What are the complications of androgen insensitivity syndrome?
- Patients are infertile
- There is an increased risk of testicular cancer unless the testes are removed.
What is the definition of anaemia (in children)?
Its defined as a low level of haemoglobin in the blood
(below the age (and sex-) specific normal ranges.)
What are the normal ranges of haemoglobin levels for children?
- Birth - 150 – 235 grams/litre
- 2 – 4 weeks - 135 – 190 grams/litre
- 4 – 8 weeks - 95 – 130 grams/litre
- 2 months – 6 years - 110 – 140 grams/litre
- 6 – 12 years- 115 – 155 grams/litre
- Female age 12 – 18 - 120 – 160 grams/litre
- Male aged 12 – 18 - 130 -160 grams/litre
What is the MCV (Mean corpuscular volume) for microcytic, normocytic and macrocytic anaemia?
- Microcytic anaemia <80
- Normocytic anaemia 80 - 100
- Macrocytic anaemia > 100
What is the most common cause of anaemia in infancy?

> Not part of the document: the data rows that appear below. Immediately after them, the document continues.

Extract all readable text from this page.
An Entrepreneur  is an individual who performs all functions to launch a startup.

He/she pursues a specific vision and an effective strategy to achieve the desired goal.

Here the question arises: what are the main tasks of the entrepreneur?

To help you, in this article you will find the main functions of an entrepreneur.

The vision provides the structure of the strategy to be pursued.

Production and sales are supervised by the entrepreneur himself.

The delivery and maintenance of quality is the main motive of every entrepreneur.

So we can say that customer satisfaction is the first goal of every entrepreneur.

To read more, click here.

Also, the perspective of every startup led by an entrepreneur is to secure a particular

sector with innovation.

Physiologic Anaemia of Infancy
There is a normal dip in haemoglobin around six to nine weeks of age in healthy term babies. High oxygen delivery to the tissues caused by the high haemoglobin levels at birth cause negative feedback.
Production of erythropoietin by the kidneys is suppressed and subsequently there is reduced production of haemoglobin by the bone marrow. The high oxygen results in lower haemoglobin production.